I jumped in a cab at the other end, and 15 minutes later I was swaggering into the Oriental Bund Hotel. And it wasn’t a bad place for a young bloke from Gosford to stay. A king bed, lounge, 42 inch plasma TV, bathroom big enough to fit the New Zealand womens rugby union team – that’ll do, pig, that’ll do.
After a quick shower I was back out the door and on my way to sipping a cold beer on the banks of the Huangpo River. Or I would’ve been if I’d walked East, where I meant to, rather than North, which took me into the strange and scary back alleys of nighttime Shanghai. Without a map, a GPS, a compass, or any fucking idea whatsoever where I was or where I was going. I didn’t even leave a trail of breadcrumbs.
Ah well, at least the architecture was nice.
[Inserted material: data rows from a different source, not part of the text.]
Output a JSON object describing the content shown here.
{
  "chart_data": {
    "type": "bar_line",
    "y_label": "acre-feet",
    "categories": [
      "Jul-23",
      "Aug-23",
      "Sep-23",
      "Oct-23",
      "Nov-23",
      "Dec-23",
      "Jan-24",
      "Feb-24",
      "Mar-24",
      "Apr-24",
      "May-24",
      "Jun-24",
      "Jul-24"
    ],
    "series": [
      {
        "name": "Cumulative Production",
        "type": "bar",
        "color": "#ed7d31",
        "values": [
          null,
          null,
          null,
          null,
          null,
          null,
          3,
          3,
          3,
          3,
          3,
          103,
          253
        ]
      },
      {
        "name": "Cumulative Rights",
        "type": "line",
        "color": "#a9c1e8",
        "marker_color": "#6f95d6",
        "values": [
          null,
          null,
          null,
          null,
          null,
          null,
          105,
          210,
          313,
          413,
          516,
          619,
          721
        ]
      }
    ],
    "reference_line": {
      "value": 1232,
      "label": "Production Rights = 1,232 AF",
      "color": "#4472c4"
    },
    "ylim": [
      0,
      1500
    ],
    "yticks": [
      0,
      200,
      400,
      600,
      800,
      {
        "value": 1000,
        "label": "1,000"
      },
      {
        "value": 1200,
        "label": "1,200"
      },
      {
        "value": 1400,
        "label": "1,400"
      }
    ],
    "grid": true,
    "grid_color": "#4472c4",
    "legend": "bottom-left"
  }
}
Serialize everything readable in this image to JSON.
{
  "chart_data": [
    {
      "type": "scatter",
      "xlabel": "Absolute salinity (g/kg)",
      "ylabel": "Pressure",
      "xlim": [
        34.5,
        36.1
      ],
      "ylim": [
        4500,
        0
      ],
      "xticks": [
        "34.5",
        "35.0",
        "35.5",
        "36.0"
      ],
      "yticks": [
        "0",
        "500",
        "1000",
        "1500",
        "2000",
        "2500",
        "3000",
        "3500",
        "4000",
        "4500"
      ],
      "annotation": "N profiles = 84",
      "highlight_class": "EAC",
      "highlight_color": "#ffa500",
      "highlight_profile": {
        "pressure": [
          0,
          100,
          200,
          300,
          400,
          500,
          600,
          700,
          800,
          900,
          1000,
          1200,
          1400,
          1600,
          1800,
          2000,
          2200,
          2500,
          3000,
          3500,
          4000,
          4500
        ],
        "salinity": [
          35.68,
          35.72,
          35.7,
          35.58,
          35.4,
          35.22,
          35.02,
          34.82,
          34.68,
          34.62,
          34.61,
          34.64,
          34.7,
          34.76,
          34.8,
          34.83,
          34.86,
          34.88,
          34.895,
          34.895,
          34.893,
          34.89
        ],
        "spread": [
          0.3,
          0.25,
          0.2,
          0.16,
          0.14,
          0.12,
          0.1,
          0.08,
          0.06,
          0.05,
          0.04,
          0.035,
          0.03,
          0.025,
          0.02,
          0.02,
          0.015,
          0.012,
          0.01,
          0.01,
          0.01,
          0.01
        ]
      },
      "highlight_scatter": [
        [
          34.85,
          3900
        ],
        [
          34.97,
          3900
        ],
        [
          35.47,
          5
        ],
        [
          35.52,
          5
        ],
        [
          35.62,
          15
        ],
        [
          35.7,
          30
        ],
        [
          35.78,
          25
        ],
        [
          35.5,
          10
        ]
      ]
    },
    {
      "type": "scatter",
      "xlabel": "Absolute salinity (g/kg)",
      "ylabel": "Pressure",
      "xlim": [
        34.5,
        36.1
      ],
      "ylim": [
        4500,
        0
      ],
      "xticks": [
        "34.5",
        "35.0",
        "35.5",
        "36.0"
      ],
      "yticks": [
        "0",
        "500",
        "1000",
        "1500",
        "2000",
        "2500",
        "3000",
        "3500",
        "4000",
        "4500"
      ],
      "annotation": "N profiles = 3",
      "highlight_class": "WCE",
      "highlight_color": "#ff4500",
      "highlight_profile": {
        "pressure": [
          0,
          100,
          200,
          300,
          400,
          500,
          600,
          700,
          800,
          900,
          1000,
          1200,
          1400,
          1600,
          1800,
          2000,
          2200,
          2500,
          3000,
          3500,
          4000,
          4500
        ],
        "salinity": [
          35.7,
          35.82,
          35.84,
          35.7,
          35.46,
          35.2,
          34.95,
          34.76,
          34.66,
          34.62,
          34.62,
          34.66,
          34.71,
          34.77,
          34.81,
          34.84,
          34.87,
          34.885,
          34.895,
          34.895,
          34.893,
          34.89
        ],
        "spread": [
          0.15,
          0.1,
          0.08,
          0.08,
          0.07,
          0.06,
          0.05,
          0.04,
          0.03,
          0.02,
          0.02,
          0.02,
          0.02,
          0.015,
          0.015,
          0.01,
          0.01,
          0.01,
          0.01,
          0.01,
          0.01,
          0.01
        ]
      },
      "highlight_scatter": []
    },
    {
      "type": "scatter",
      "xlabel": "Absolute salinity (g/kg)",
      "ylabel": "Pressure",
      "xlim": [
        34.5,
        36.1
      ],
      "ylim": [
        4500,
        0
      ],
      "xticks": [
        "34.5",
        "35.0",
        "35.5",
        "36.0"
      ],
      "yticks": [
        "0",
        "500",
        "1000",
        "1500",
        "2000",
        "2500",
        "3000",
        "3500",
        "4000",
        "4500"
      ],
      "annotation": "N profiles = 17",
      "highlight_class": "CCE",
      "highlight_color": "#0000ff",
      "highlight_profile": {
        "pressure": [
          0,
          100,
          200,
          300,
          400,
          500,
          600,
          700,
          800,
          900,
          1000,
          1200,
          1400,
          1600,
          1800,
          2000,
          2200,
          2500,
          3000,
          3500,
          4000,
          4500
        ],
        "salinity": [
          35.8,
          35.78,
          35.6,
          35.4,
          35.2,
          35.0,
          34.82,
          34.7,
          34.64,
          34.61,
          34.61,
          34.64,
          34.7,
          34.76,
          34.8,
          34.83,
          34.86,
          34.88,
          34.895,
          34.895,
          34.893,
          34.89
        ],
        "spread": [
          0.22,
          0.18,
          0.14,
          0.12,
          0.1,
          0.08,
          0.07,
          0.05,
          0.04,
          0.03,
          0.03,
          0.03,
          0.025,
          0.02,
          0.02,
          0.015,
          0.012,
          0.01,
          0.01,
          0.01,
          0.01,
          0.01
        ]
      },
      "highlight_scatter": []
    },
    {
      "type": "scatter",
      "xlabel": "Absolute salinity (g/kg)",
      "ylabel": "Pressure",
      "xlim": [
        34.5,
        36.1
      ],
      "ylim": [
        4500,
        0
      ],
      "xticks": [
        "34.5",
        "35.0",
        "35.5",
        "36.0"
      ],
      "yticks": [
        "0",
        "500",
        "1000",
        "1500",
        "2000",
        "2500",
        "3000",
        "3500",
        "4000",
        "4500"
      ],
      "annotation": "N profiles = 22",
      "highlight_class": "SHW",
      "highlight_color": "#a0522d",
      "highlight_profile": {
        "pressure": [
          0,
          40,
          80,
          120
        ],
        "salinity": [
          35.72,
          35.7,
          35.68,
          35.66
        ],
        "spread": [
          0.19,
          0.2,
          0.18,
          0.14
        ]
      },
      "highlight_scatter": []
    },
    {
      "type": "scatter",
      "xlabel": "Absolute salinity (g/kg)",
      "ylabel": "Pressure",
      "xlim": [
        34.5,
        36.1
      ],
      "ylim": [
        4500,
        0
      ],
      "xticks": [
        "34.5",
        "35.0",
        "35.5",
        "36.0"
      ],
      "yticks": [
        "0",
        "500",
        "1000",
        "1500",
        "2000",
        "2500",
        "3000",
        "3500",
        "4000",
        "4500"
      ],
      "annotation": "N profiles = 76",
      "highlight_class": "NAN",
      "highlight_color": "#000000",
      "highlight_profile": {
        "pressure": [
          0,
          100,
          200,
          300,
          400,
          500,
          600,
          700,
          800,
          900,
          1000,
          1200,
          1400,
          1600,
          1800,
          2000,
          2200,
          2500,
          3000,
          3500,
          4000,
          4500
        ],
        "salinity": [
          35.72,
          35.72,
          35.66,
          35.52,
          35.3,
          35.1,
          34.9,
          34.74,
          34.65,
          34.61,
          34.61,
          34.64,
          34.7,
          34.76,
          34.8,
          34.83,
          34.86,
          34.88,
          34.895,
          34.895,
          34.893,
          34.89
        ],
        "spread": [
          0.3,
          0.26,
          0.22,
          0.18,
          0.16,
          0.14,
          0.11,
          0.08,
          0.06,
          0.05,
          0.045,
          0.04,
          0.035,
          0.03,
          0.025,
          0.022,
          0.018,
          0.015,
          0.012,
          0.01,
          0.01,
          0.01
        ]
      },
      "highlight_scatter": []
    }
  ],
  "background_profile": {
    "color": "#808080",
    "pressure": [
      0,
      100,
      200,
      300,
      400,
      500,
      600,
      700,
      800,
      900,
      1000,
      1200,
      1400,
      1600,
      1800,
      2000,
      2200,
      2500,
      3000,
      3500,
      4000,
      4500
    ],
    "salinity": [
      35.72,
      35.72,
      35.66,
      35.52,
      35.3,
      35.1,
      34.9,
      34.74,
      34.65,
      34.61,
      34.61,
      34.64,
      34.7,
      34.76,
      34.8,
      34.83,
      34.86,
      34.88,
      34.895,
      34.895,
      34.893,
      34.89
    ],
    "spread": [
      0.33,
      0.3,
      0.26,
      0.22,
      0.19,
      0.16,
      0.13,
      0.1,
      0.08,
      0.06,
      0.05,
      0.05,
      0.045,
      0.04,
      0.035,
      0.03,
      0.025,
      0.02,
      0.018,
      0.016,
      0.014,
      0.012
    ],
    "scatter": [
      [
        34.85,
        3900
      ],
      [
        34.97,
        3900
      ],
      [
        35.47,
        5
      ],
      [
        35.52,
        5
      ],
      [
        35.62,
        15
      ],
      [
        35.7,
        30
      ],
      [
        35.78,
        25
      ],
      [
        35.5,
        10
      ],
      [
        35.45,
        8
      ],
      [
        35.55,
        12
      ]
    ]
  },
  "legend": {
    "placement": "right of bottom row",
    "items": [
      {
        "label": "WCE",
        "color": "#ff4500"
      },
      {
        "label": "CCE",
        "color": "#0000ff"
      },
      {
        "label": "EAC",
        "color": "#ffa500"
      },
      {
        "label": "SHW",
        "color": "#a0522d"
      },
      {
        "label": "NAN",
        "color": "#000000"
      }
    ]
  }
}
Heaps of 1920s-style Gothic buildings that made me feel like I was in a Batman movie. Heaps of scary homeless Chinamen, too, who were probably licking their lips and imagining me served up with rice and a side dish of albatross vomit or something.
After wandering past an endless number of traditional Chinese chain stores like Starbucks and McDonald’s, I finally stumbled upon Shanghai’s famous Naning Road, renowned for it’s world class shopping. Perhaps during the day, but at night it’s better known for women (and blokes) offering sexy massages with the option of mouth-sex. Now, I’m used to women throwing themselves at me, but after the 27th offer in 27 seconds I started getting the feeling they weren’t being totally honest with me, and that maybe they were offering prostitution. So, as tempting as a quick, AIDS-encrusted shag with a street-walking, drug-addicted Oriental bint was, I said no, continued my walk and finally hit the river. And what a river! It was wet! And riverish! And there!
Of course, the main visual attraction is the truckload of futuristic buildings over the side of the water in Pudong, which are covered in flashing lights and look really cool, like giant Christmas trees. Sadly, I’d spent so long wandering the back alleys that I was too late for the light show, so the only thing I got to enjoy was another 11 people asking me if I wanted a sexy massage.
Still unfed, I started making my way towards where I thought my hotel was, hoping to find some sorta kooky Shanghai street food on the way, if only to relive my brief-but-torrid love affair with food poisoning. I didn’t find any food, I barely found the hotel after an hour, and I wound up my first night in the exotic Far East with an exotic meal of Pizza Shapes.
Oh, and a sexy massage. But I didn’t charge myself for that one.